4. Verweerder heeft de herziening van de uitkering van eiseres gebaseerd op artikel 54, derde lid, tweede volzin, van de PW. Op grond van deze bepaling is de bijstandsverlenende instantie bevoegd een besluit tot toekenning van bijstand te herzien indien om een andere reden dan door het niet of niet behoorlijk nakomen van de inlichtingenverplichting ten onrechte of tot een te hoog bedrag bijstand is verleend. Verweerder is tot herziening van de uitkering overgegaan omdat eiseres niet binnen de gestelde termijn heeft voldaan aan de verplichting om van haar ex-partner kinderalimentatie te vorderen. Omdat eiseres deze verplichting niet is nagekomen, moet volgens verweerder de aanspraak van eiseres op kinderalimentatie over de periode van 2 januari 2020 tot en met 27 mei 2020 worden beschouwd als een middel waarover eiseres redelijkerwijs kon beschikken. Daarom heeft verweerder dit bedrag op de uitkering van eiseres in mindering gebracht.
5. Niet is in geschil dat eiseres in de te beoordelen periode geen kinderalimentatie heeft ontvangen. Verweerder gaat ervan uit, zo blijkt uit de motivering van het bestreden besluit, dat eiseres in die periode redelijkerwijs kon beschikken over die kinderalimentatie. In het licht van de op verweerder rustende bewijslast bij herziening en terugvordering van over het verleden betaalde bijstandsuitkering volgt de rechtbank dit niet. Verweerder kon naar aanleiding van wat eiseres in bezwaar over de draagkracht van haar ex-partner naar voren heeft gebracht en gelet op het onderzoek dat verweerder in april 2020 zelf naar draagkracht van de ex-partner heeft ingesteld, niet, althans niet zonder actueel onderzoek naar de draagkracht van de ex-partner, aannemen dat eiseres over de te beoordelen periode redelijkerwijs kon, of heeft kunnen beschikken, over de kinderalimentatie die haar ex-partner op grond van de beschikking van 22 april 2020 van deze rechtbank verschuldigd is.

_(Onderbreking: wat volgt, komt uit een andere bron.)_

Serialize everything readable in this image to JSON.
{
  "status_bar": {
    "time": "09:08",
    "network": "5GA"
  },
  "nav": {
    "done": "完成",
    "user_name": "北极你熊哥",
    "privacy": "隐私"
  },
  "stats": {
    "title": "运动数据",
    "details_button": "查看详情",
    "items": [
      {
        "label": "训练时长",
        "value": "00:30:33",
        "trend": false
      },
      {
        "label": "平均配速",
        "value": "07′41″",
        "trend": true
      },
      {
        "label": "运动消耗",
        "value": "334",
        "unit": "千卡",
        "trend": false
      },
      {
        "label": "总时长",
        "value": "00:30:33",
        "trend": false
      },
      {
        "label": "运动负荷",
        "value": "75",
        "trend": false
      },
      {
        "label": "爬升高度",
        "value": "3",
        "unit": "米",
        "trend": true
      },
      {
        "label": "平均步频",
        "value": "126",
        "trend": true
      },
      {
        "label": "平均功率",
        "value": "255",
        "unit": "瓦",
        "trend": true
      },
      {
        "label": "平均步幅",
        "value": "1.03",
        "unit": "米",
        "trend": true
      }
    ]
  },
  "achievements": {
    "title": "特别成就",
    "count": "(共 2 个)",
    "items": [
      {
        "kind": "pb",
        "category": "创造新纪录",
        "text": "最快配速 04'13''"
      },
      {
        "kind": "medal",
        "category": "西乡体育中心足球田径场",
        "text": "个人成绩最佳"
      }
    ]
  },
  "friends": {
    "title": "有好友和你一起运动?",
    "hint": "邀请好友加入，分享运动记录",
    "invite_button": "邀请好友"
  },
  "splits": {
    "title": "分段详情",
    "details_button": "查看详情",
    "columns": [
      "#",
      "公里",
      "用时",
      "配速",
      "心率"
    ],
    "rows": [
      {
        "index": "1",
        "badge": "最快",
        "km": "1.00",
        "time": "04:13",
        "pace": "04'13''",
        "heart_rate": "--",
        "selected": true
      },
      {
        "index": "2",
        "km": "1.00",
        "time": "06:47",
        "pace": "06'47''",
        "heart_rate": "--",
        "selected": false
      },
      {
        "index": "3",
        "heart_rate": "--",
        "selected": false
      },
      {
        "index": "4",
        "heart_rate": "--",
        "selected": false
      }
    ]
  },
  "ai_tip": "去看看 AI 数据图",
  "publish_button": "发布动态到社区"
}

Dat de beschikking van de rechtbank waarbij de hoogte van de alimentatie is vastgesteld op € 369,- dateert van na de brief van verweerder van 6 april 2020 waarin de draagkracht van de ex-partner is beoordeeld, leidt niet tot een ander oordeel. Uit de overwegingen van de beschikking van de rechtbank blijkt immers dat de ex-partner geen verweer heeft gevoerd tegen het verzoekschrift van eiseres in die zaak. Uit de overwegingen in de beschikking blijkt ook niet dat de rechtbank bij het vaststellen van de hoogte van de door de ex-partner verschuldigde kinderalimentatie op een andere wijze inzicht heeft gekregen in de financiële draagkracht van de ex-partner.
6. De conclusie is dat verweerder het besluit tot herziening niet met de vereiste zorgvuldigheid heeft voorbereid en niet deugdelijk heeft gemotiveerd. Daaruit vloeit voort dat ook het besluit tot terugvordering niet deugdelijk is gemotiveerd.
7. Het beroep is gegrond en het bestreden besluit zal worden vernietigd wegens schending van de artikelen 3:2 en 7:12 van de Algemene wet bestuursrecht.
De rechtbank zal verweerder opdragen opnieuw op het bezwaar te beslissen met inachtneming van deze uitspraak.
8. Omdat de rechtbank het beroep gegrond verklaart, bepaalt de rechtbank dat verweerder aan eiseres het door haar betaalde griffierecht vergoedt.
9. De rechtbank veroordeelt verweerder in de door eiseres gemaakte proceskosten. Deze kosten stelt de rechtbank op grond van het Besluit proceskosten bestuursrecht voor de door een derde beroepsmatig verleende rechtsbijstand vast op € 1.518,- in beroep (2 punten, € 759,- per punt).